The whole situation had Haylie asking questions that I couldn’t understand. It’s not that I simply didn’t understand. It’s that I couldn’t.

“My brother was going to spend the rest of his life with Annie,” Haylie began. “My brother had hopes and dreams for Annie, for himself, for the family that they would start one day…” Haylie trailed off. Her eyes seemed to focus on the flashing red lights on the radio towers across the water.

In the silence I caught myself thinking how grateful I was that I had at least read enough books to know when to keep quiet. In books that talk about grief and loss, a common denominator is the devastation that empty and thoughtless words can have on a delicate situation–especially a situation you don’t fully comprehend yourself. I waited for Haylie to continue. It could have been forty seconds just as easily as it could have been two minutes. The silence hung heavy over our bench.
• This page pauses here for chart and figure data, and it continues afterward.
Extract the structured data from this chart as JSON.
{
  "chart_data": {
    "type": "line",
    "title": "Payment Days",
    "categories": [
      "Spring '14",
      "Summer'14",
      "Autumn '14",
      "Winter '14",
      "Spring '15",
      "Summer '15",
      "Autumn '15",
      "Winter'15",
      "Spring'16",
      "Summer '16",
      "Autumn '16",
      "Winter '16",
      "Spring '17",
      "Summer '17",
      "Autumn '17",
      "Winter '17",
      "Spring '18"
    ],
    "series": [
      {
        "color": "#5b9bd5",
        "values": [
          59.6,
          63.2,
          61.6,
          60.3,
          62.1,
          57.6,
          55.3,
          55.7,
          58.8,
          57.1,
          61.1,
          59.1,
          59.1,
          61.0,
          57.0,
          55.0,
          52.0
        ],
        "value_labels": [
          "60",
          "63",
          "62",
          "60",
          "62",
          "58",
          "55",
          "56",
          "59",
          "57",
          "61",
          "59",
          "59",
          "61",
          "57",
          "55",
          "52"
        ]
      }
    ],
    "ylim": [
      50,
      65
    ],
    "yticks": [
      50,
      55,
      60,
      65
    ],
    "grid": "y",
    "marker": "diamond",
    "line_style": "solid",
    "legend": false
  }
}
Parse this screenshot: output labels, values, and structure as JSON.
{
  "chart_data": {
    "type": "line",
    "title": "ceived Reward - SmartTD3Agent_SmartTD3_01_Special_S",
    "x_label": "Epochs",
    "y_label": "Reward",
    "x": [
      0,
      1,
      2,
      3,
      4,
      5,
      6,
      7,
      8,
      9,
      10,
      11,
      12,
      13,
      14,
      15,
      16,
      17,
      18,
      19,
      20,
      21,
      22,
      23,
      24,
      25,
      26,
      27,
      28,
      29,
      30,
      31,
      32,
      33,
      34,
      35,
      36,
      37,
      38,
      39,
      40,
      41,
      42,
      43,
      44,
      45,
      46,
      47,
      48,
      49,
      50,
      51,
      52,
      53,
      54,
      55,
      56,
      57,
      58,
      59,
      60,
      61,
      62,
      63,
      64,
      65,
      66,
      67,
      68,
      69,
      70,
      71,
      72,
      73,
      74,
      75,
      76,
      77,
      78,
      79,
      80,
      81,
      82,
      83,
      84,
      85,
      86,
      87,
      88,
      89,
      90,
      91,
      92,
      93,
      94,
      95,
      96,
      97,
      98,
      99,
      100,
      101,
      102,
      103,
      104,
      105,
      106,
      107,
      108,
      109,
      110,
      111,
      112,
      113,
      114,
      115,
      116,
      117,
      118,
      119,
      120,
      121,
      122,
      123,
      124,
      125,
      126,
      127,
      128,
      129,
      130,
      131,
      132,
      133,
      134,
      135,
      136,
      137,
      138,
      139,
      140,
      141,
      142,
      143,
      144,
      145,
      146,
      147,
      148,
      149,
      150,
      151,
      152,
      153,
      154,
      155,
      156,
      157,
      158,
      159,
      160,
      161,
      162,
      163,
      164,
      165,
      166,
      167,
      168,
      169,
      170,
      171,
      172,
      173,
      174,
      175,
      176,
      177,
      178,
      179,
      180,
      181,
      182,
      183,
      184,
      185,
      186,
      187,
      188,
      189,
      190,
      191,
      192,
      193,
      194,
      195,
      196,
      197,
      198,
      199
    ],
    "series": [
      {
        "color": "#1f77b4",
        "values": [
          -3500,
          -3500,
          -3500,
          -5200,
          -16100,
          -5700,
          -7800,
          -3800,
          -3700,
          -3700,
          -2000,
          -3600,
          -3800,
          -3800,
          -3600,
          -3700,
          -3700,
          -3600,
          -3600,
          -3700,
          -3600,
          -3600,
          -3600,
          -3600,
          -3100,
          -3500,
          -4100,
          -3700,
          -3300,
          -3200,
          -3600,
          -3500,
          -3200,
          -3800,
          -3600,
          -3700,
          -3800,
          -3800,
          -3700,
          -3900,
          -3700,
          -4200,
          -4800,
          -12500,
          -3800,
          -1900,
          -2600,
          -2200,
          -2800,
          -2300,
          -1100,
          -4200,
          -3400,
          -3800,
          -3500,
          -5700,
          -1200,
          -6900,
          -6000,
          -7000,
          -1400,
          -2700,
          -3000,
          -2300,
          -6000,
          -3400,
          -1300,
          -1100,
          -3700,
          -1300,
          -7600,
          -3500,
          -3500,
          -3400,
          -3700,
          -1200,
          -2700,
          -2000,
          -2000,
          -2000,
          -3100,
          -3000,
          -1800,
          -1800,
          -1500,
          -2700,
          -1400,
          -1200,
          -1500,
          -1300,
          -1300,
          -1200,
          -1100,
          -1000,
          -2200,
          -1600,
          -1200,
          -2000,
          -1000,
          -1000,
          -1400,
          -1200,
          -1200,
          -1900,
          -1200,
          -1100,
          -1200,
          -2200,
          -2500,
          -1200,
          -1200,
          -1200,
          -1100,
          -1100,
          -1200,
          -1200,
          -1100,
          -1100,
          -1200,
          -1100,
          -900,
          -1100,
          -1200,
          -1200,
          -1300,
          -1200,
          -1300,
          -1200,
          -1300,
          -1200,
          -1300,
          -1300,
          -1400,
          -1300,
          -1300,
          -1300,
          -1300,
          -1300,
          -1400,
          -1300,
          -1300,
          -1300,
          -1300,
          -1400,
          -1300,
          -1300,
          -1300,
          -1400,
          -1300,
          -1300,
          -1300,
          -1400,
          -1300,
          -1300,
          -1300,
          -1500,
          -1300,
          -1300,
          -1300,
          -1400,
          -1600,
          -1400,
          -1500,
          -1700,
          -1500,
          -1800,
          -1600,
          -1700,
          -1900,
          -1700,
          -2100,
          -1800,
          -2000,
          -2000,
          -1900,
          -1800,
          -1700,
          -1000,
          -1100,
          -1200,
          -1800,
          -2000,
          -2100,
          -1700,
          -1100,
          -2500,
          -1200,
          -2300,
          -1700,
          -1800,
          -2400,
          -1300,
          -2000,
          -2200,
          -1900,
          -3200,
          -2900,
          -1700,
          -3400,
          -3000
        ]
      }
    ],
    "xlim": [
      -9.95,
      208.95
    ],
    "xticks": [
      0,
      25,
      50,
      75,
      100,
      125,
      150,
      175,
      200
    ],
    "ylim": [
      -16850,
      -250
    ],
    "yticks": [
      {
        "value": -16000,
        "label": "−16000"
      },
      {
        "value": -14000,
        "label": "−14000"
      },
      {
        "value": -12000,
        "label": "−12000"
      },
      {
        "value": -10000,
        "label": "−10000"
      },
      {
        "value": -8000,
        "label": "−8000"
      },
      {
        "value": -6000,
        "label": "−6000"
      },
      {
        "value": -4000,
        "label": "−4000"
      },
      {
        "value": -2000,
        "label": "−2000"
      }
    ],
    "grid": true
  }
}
“What happens,” Haylie eventually resumed, “when all of your hopes, all of your visions, all of your dreams, and all of your aspirations for the future suddenly disappear? And not just hopes and visions and dreams and aspirations for yourself, but for somebody else? What happens when you lose that? What happens when everything you thought you knew about the rest of your life doesn’t just simply change, but disappears or is taken from you?”

Haylie was in tears, and the only thing that I could think was I don’t understand.

For Annie’s family, there wasn’t even a clear conclusion to what happened in Burundi. There even existed the possibility that she was still alive, held captive in a rebel camp somewhere. But this sort of magical thinking couldn’t possibly be productive. In almost any other situation, the loss of Annie would still be difficult. But in almost any other situation, after the funeral and a period of mourning, her family would be able to begin rebuilding their lives in a way that honored Annie’s life, but was faithful to the reality that she was no longer with them.

Instead, the reality of the situation is that for the rest of their lives, Annie’s family would not know. They would not know what happened after she was taken from the group. They would not know if she had remained alive for hours, or days or weeks. They would not know if she was alive today.

They would not know, and for the rest of their lives they would be faced with the question of “why?” Even beyond the question of why, they would be doomed to the question of “what if…?” Annie’s family would have the rest of their lives to ask the question of “what if…?” What if she had missed her flight? What if she hadn’t chosen to go on the trip? What if any single member of the family had encouraged her against the trip?

Would it have ended differently? Could it have ended differently.

“What happens when you lose your future?” Haylie finally asked.

I didn’t understand.

What does happen when you lose your future?